Em Leiria, o Projeto Community, de Stephanie Vieira e Marcelo Silva, destaca-se pelo trabalho que tem feito nesta área e pelo reconhecimento que tem trazido para a modalidade a nível nacional e internacional. Segundo Stephanie, “as danças de rua em Leiria são muito recentes, sendo igualmente muito recentes no mundo”, dado que muitos bailarinos que impulsionaram certos estilos da modalidade ainda estão vivos. O hip-hop, por exemplo, surge na cidade bastante associado ao fitness, bem como muitos dos seus precursores. Este género, como afirma Marcelo, foi introduzido aos poucos, maioritariamente através do desporto escolar nas várias escolas nacionais, com o incentivo de professores de educação física com algum tipo de formação para os ritmos urbanos.

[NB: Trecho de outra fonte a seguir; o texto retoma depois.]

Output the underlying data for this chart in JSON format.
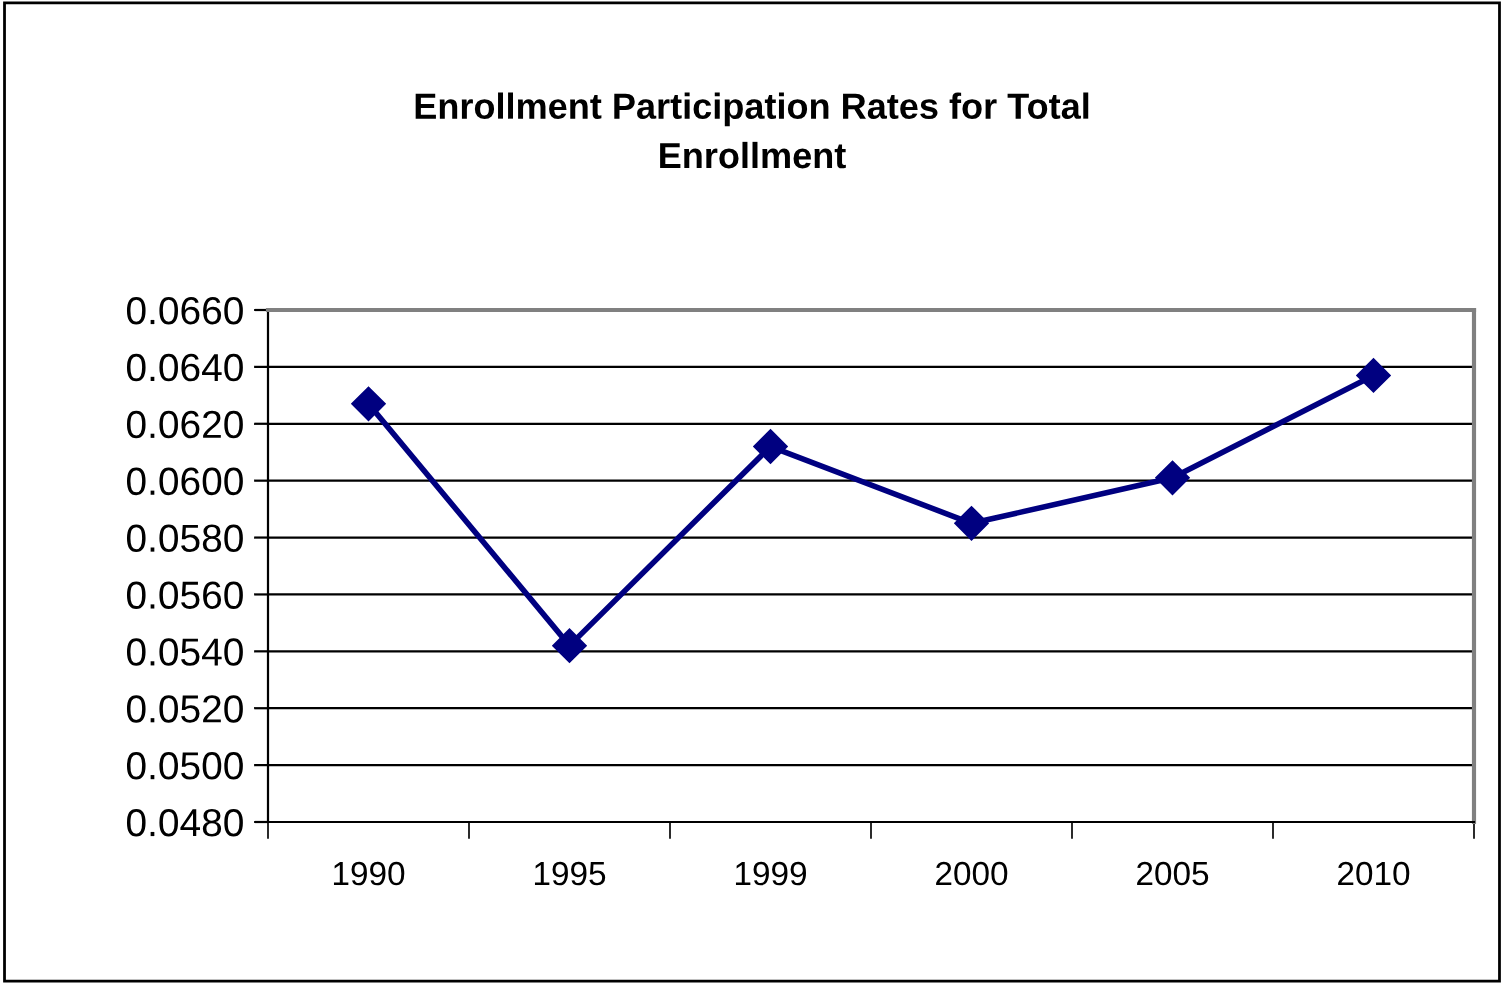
{
  "chart_data": {
    "type": "line",
    "title": "Enrollment Participation Rates for Total\nEnrollment",
    "categories": [
      "1990",
      "1995",
      "1999",
      "2000",
      "2005",
      "2010"
    ],
    "series": [
      {
        "color": "#000080",
        "values": [
          0.0627,
          0.0542,
          0.0612,
          0.0585,
          0.0601,
          0.0637
        ]
      }
    ],
    "ylim": [
      0.048,
      0.066
    ],
    "yticks": [
      {
        "value": 0.048,
        "label": "0.0480"
      },
      {
        "value": 0.05,
        "label": "0.0500"
      },
      {
        "value": 0.052,
        "label": "0.0520"
      },
      {
        "value": 0.054,
        "label": "0.0540"
      },
      {
        "value": 0.056,
        "label": "0.0560"
      },
      {
        "value": 0.058,
        "label": "0.0580"
      },
      {
        "value": 0.06,
        "label": "0.0600"
      },
      {
        "value": 0.062,
        "label": "0.0620"
      },
      {
        "value": 0.064,
        "label": "0.0640"
      },
      {
        "value": 0.066,
        "label": "0.0660"
      }
    ],
    "grid": "y",
    "marker": "diamond",
    "line_style": "solid"
  }
}
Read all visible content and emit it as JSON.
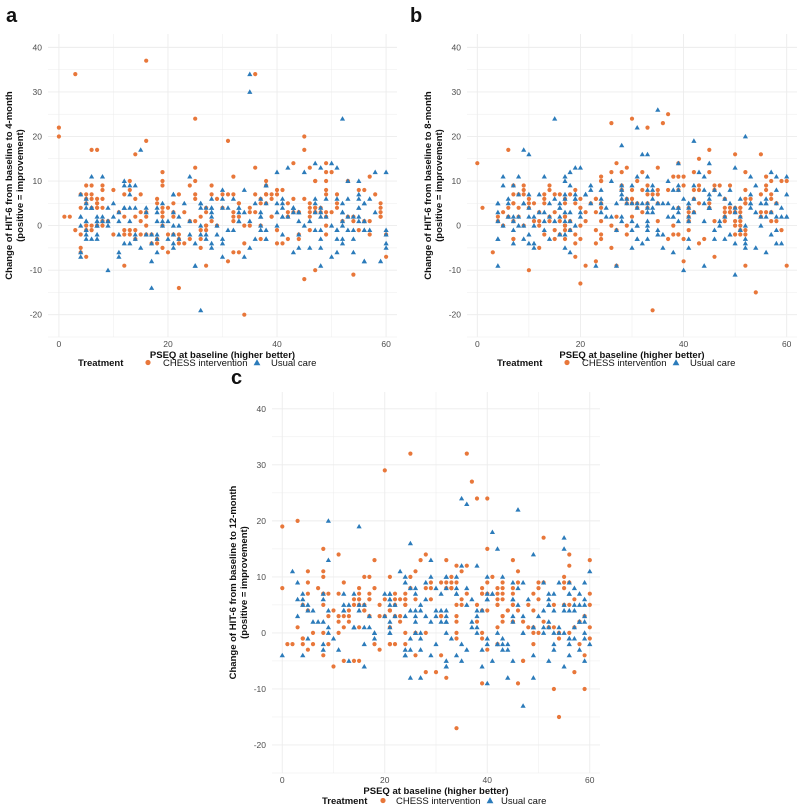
{
  "colors": {
    "chess": "#E8773A",
    "usual": "#2B7BBA",
    "grid": "#ececec"
  },
  "legend": {
    "title": "Treatment",
    "chess_label": "CHESS intervention",
    "usual_label": "Usual care"
  },
  "chart_data": [
    {
      "type": "scatter",
      "panel": "a",
      "xlabel": "PSEQ at baseline (higher better)",
      "ylabel_line1": "Change of HIT-6 from baseline to 4-month",
      "ylabel_line2": "(positive = improvement)",
      "xlim": [
        -2,
        62
      ],
      "ylim": [
        -25,
        43
      ],
      "xticks": [
        0,
        20,
        40,
        60
      ],
      "yticks": [
        -20,
        -10,
        0,
        10,
        20,
        30,
        40
      ],
      "grid": true,
      "series": [
        {
          "name": "CHESS intervention",
          "marker": "circle",
          "seed": 11,
          "n": 210,
          "mean": 3,
          "sd": 5,
          "extra": [
            [
              0,
              22
            ],
            [
              0,
              20
            ],
            [
              3,
              34
            ],
            [
              16,
              37
            ],
            [
              25,
              24
            ],
            [
              25,
              13
            ],
            [
              36,
              34
            ],
            [
              31,
              19
            ],
            [
              45,
              20
            ],
            [
              45,
              17
            ],
            [
              45,
              -12
            ],
            [
              47,
              -10
            ],
            [
              54,
              -11
            ],
            [
              22,
              -14
            ],
            [
              34,
              -20
            ],
            [
              1,
              2
            ],
            [
              2,
              2
            ],
            [
              5,
              -7
            ],
            [
              14,
              16
            ],
            [
              16,
              19
            ]
          ]
        },
        {
          "name": "Usual care",
          "marker": "triangle",
          "seed": 23,
          "n": 230,
          "mean": 2,
          "sd": 4.5,
          "extra": [
            [
              35,
              34
            ],
            [
              35,
              30
            ],
            [
              15,
              17
            ],
            [
              26,
              -19
            ],
            [
              17,
              -14
            ],
            [
              9,
              -10
            ],
            [
              52,
              24
            ],
            [
              58,
              12
            ],
            [
              50,
              14
            ],
            [
              12,
              10
            ]
          ]
        }
      ]
    },
    {
      "type": "scatter",
      "panel": "b",
      "xlabel": "PSEQ at baseline (higher better)",
      "ylabel_line1": "Change of HIT-6 from baseline to 8-month",
      "ylabel_line2": "(positive = improvement)",
      "xlim": [
        -2,
        62
      ],
      "ylim": [
        -25,
        43
      ],
      "xticks": [
        0,
        20,
        40,
        60
      ],
      "yticks": [
        -20,
        -10,
        0,
        10,
        20,
        30,
        40
      ],
      "grid": true,
      "series": [
        {
          "name": "CHESS intervention",
          "marker": "circle",
          "seed": 37,
          "n": 215,
          "mean": 3,
          "sd": 5,
          "extra": [
            [
              0,
              14
            ],
            [
              26,
              23
            ],
            [
              30,
              24
            ],
            [
              33,
              22
            ],
            [
              37,
              25
            ],
            [
              36,
              23
            ],
            [
              20,
              -13
            ],
            [
              34,
              -19
            ],
            [
              54,
              -15
            ],
            [
              10,
              -10
            ],
            [
              45,
              17
            ],
            [
              50,
              16
            ],
            [
              55,
              16
            ],
            [
              3,
              -6
            ],
            [
              1,
              4
            ]
          ]
        },
        {
          "name": "Usual care",
          "marker": "triangle",
          "seed": 41,
          "n": 230,
          "mean": 3,
          "sd": 5,
          "extra": [
            [
              35,
              26
            ],
            [
              15,
              24
            ],
            [
              31,
              22
            ],
            [
              42,
              19
            ],
            [
              52,
              20
            ],
            [
              9,
              17
            ],
            [
              10,
              16
            ],
            [
              28,
              18
            ],
            [
              40,
              -10
            ],
            [
              44,
              -9
            ],
            [
              50,
              -11
            ],
            [
              27,
              -9
            ]
          ]
        }
      ]
    },
    {
      "type": "scatter",
      "panel": "c",
      "xlabel": "PSEQ at baseline (higher better)",
      "ylabel_line1": "Change of HIT-6 from baseline to 12-month",
      "ylabel_line2": "(positive = improvement)",
      "xlim": [
        -2,
        62
      ],
      "ylim": [
        -25,
        43
      ],
      "xticks": [
        0,
        20,
        40,
        60
      ],
      "yticks": [
        -20,
        -10,
        0,
        10,
        20,
        30,
        40
      ],
      "grid": true,
      "series": [
        {
          "name": "CHESS intervention",
          "marker": "circle",
          "seed": 53,
          "n": 215,
          "mean": 4,
          "sd": 5,
          "extra": [
            [
              0,
              19
            ],
            [
              0,
              8
            ],
            [
              3,
              20
            ],
            [
              20,
              29
            ],
            [
              25,
              32
            ],
            [
              36,
              32
            ],
            [
              37,
              27
            ],
            [
              38,
              24
            ],
            [
              40,
              24
            ],
            [
              34,
              -17
            ],
            [
              54,
              -15
            ],
            [
              53,
              -10
            ],
            [
              59,
              -10
            ],
            [
              1,
              -2
            ],
            [
              2,
              -2
            ]
          ]
        },
        {
          "name": "Usual care",
          "marker": "triangle",
          "seed": 61,
          "n": 225,
          "mean": 3,
          "sd": 5,
          "extra": [
            [
              35,
              24
            ],
            [
              36,
              23
            ],
            [
              46,
              22
            ],
            [
              9,
              20
            ],
            [
              15,
              19
            ],
            [
              47,
              -13
            ],
            [
              41,
              18
            ],
            [
              55,
              17
            ],
            [
              60,
              11
            ],
            [
              2,
              11
            ],
            [
              0,
              -4
            ]
          ]
        }
      ]
    }
  ]
}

Além disso, a cultura de rua expandiu-se também através das discotecas e dos grupos que as frequentavam para “dançar só porque sim”.

Dada a liberdade permitida neste estilo, muitos jovens escolhem a dança como forma de expressão de prática de atividade física. “Para mim, a dança é o local onde eu me sinto segura, é o meu refúgio e onde os meus problemas todos acabam”, diz Léa, uma aluna do Projeto Community, com 13 anos.

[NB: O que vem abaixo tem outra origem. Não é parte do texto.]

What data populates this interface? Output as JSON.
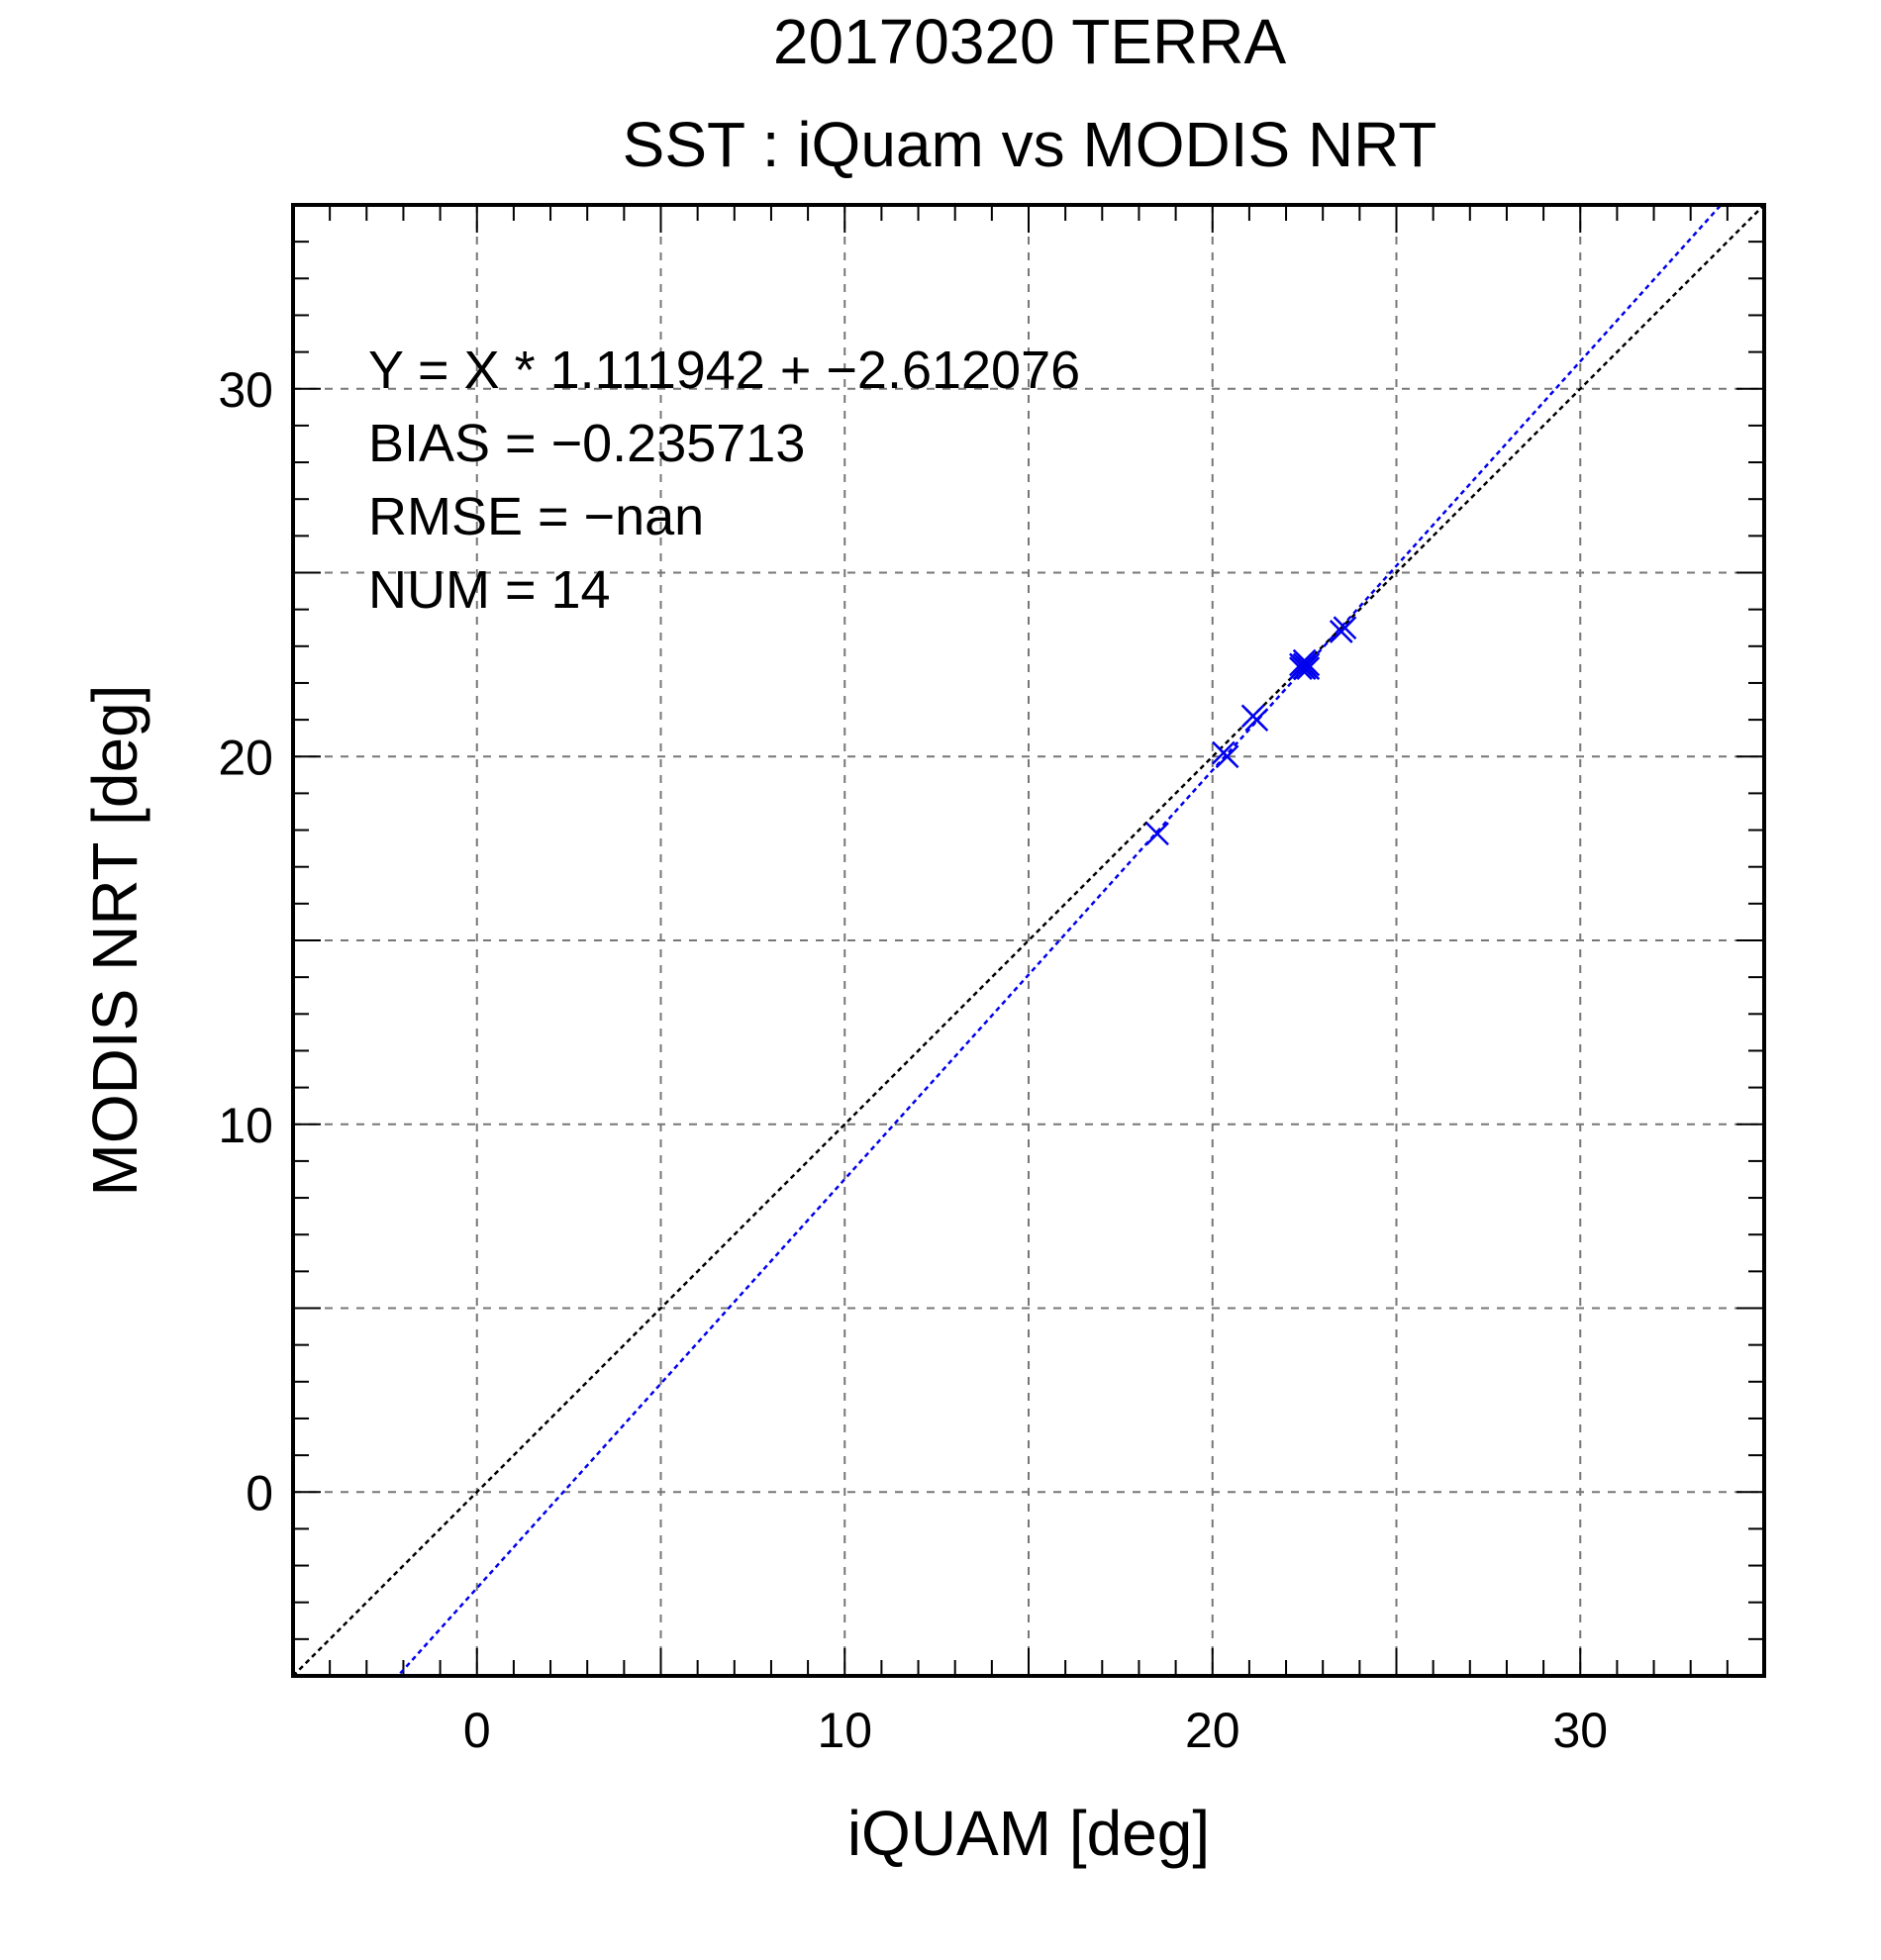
{
  "chart_data": {
    "type": "scatter",
    "title": "20170320 TERRA",
    "subtitle": "SST : iQuam vs MODIS NRT",
    "xlabel": "iQUAM [deg]",
    "ylabel": "MODIS NRT [deg]",
    "xlim": [
      -5,
      35
    ],
    "ylim": [
      -5,
      35
    ],
    "x_ticks": [
      0,
      10,
      20,
      30
    ],
    "y_ticks": [
      0,
      10,
      20,
      30
    ],
    "x_tick_labels": [
      "0",
      "10",
      "20",
      "30"
    ],
    "y_tick_labels": [
      "0",
      "10",
      "20",
      "30"
    ],
    "grid": true,
    "grid_step": 5,
    "minor_tick_step": 1,
    "stats": {
      "fit_text": "Y = X * 1.111942 + −2.612076",
      "bias_text": "BIAS = −0.235713",
      "rmse_text": "RMSE = −nan",
      "num_text": "NUM = 14"
    },
    "fit_line": {
      "slope": 1.111942,
      "intercept": -2.612076,
      "color": "#0000ee"
    },
    "identity_line": {
      "slope": 1,
      "intercept": 0,
      "color": "#000000"
    },
    "marker_color": "#0000ee",
    "points": [
      {
        "x": 18.5,
        "y": 17.9
      },
      {
        "x": 20.3,
        "y": 20.1
      },
      {
        "x": 20.4,
        "y": 20.0
      },
      {
        "x": 21.1,
        "y": 21.1
      },
      {
        "x": 21.2,
        "y": 21.0
      },
      {
        "x": 22.4,
        "y": 22.5
      },
      {
        "x": 22.5,
        "y": 22.4
      },
      {
        "x": 22.6,
        "y": 22.5
      },
      {
        "x": 22.5,
        "y": 22.6
      },
      {
        "x": 22.4,
        "y": 22.4
      },
      {
        "x": 22.6,
        "y": 22.4
      },
      {
        "x": 22.5,
        "y": 22.5
      },
      {
        "x": 23.5,
        "y": 23.4
      },
      {
        "x": 23.6,
        "y": 23.5
      }
    ]
  }
}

Competições nacionais e internacionais

O Hip Hop International Portugal é a versão portuguesa do famoso campeonato internacional realizado anualmente nos Estados Unidos. Neste evento, os dançarinos competem em categorias distintas, como solo, duetos e grupos. A competição é amplamente reconhecida pelo seu rigor nos critérios de avaliação, que consideram não apenas a técnica e a sincronia, mas também a criatividade, o trabalho de equipa e o impacto visual das apresentações.

Outro evento importante é o Juste Debout, que tem origem em Paris e é considerado a maior plataforma internacional para estilos de dança como popping, locking e breaking, como se pode ler a partir do sítio online da iniciativa. As qualificações locais em Portugal oferecem uma oportunidade única aos dançarinos nacionais de serem apurados para a final, onde competem contra artistas de todo o mundo. Participar nas competições é uma possibilidade de os jovens e profissionais exibirem o seu potencial e criarem conexões significativas na indústria da dança. Os eventos não promovem apenas a excelência na modalidade, mas também fortalecem a comunidade de dançarinos em Portugal e no estrangeiro.

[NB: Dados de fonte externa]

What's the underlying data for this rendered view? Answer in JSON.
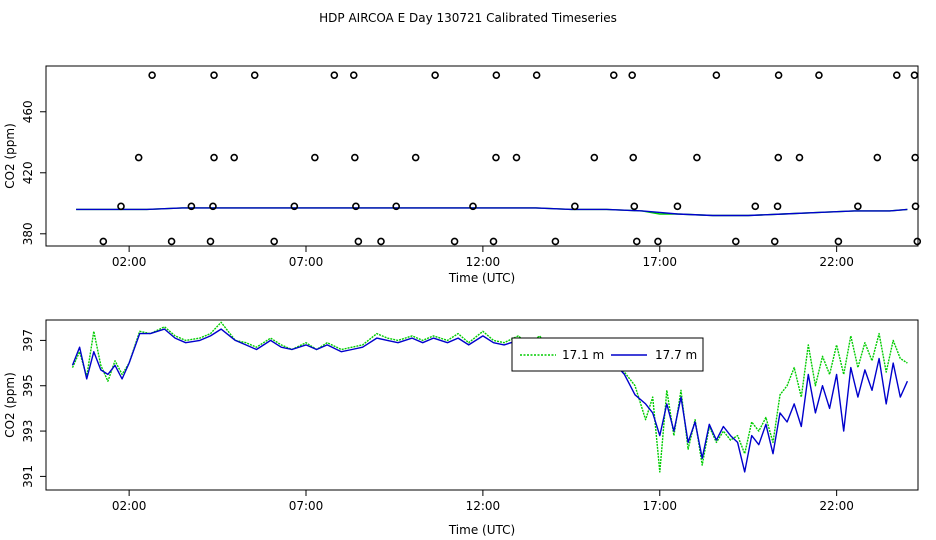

O papel dos formadores é bastante importante para a gestão de stress e de expectativas, tanto dos alunos como dos pais. No Projeto Community, Stephanie e Marcelo escolhem tentar proteger os jovens de forma a que mantenham o foco e não tomem demasiada atenção aos outros adversários. “A nossa forma de gerir é tentar tirá-los sempre da confusão, o máximo de tempo possível, para eles relaxarem”, confirma Stephanie.

A imagem que se faz da street dance não foi sempre igual ao longo do tempo. Inicialmente, o local de origem da dança foi motivo de estereótipos, como refere Marcelo: “As danças urbanas têm uma conotação mais negativa porque ‘urbano’ remete para ‘cidade’, mas é conotado com os bairros sociais de antigamente”.

Com o decorrer dos anos e a divulgação, a street dance deixou de ser desvalorizada e passou por uma transformação significativa na perceção por parte da sociedade e na indústria da dança. Hoje estes géneros são bastante procurados, o que reflete uma crescente apreciação da criatividade e da técnica que apresentam. Uma das maiores conquistas dos últimos tempos foi a inclusão do breaking enquanto modalidade olímpica. Com a sua estreia nos Jogos Olímpicos de Paris de 2024, a dança urbana fica marcada por um reconhecimento muito importante, que a confirma como uma forma de arte e um desporto.

Projeto Community

O Projeto Community, criado por Stephanie Vieira e Marcelo Silva, nasceu da vontade e da necessidade de valorizar e de dar visibilidade às danças urbanas como uma modalidade séria e profissional. Apesar do crescimento de estilos como o hip-hop, ainda falta reconhecimento formal e respeito por este tipo de dança em Portugal.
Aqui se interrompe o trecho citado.